Since Servlet API 3 there it is possible to add servlets in a dynamic way. My plan was to load servlets as plugins and deploy them in my web application.
I am getting a class def not found error when doing a request to one of these servlets.

As far as I understand this correctly, the error appears as follows:

There is a ClassLoader CL1, which is used to load the classes for Tomcat.
The Tomcat itself  uses another ClassLoader CL2 to load my web app.
With a initialization servlet I am going to load all the plugins and do some web.xml-alike stuff programatically (naming the servlets, defining fully qualified class names to load them later and do some mapping for http requests).
For this, JSPF does load  all the implementations which tell me about there (web-) configuration. everything works fine until here. The debugger shows me correctly loaded plugins.
When I now do some http communication, the server has a lookup which servlet lies behind the path that's requested and tries to initialize a servlet using the fully qual. class name from the loaded config.
That's the moment when the class def not found error is thrown. 
I guess, that tomcat tries to instanciate the class in the class loader CL2 but the class is  loaded in Class Loader CL3.
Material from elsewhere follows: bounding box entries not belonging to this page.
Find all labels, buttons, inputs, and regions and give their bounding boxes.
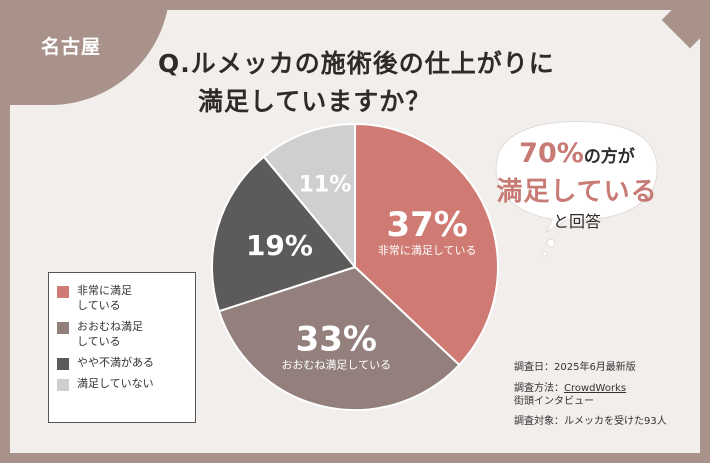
legend-item: おおむね満足 している (57, 319, 187, 349)
infographic-card: 名古屋 Q.ルメッカの施術後の仕上がりに 満足していますか？ 37% 非常に満足し… (10, 10, 700, 453)
chart-legend: 非常に満足 している おおむね満足 している やや不満がある 満足していない (48, 272, 196, 423)
pie-slice (217, 265, 461, 411)
bubble-line-2: 満足している (496, 177, 658, 207)
pie-chart: 37%非常に満足している 33%おおむね満足している 19% 11% (211, 122, 499, 411)
pie-value-label: 33% (296, 320, 377, 360)
survey-date: 調査日：2025年6月最新版 (514, 362, 636, 373)
crowdworks-link[interactable]: CrowdWorks (564, 383, 627, 394)
survey-method-line-2: 街頭インタビュー (514, 396, 594, 407)
legend-swatch (57, 322, 69, 334)
speech-bubble (495, 121, 658, 257)
legend-label: やや不満がある (77, 356, 154, 369)
title-line-2: 満足していますか？ (198, 87, 432, 116)
survey-target: 調査対象：ルメッカを受けた93人 (514, 416, 667, 427)
pie-slice (262, 122, 356, 270)
legend-swatch (57, 286, 69, 298)
pie-value-label: 11% (299, 172, 352, 197)
pie-value-label: 19% (246, 229, 313, 262)
legend-label: 満足していない (77, 377, 154, 390)
legend-swatch (57, 358, 69, 370)
title-line-1: Q.ルメッカの施術後の仕上がりに (158, 49, 555, 78)
legend-label: おおむね満足 している (77, 320, 143, 348)
bubble-line-1: 70%の方が (519, 138, 635, 169)
survey-method: 調査方法：CrowdWorks (514, 383, 627, 394)
legend-swatch (57, 379, 69, 391)
region-tag: 名古屋 (30, 28, 112, 62)
pie-category-label: おおむね満足している (281, 359, 391, 372)
pie-category-label: 非常に満足している (378, 244, 477, 257)
question-title: Q.ルメッカの施術後の仕上がりに 満足していますか？ (158, 45, 555, 121)
pie-slice (354, 122, 499, 367)
legend-item: やや不満がある (57, 355, 187, 370)
pie-slice (211, 155, 357, 313)
legend-label: 非常に満足 している (77, 284, 132, 312)
pie-value-label: 37% (386, 205, 467, 245)
legend-item: 満足していない (57, 376, 187, 391)
bubble-text: 70%の方が 満足している と回答 (465, 137, 689, 234)
legend-item: 非常に満足 している (57, 283, 187, 313)
bubble-line-3: と回答 (552, 212, 601, 231)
If I am wrong, let me know ;)

If I am right, is there a way to tell the Class Loader CL2 to "consume" the classes loaded in Class Loader CL3?
I searched a while and it seems to be possible to  do some Code which loads the plugin implementations' using Class Loader CL2, but JSPF does not tell in which file the plugin implementation was found.

What do you think about this idea? Is it possible to load web servlets like this? Is there another strategy I didn't  see?
Is there some functionality like PluginManager.loadPlugins(Class<? extends Plugin> contract, ClassLoader  target) which I didnt discover yet?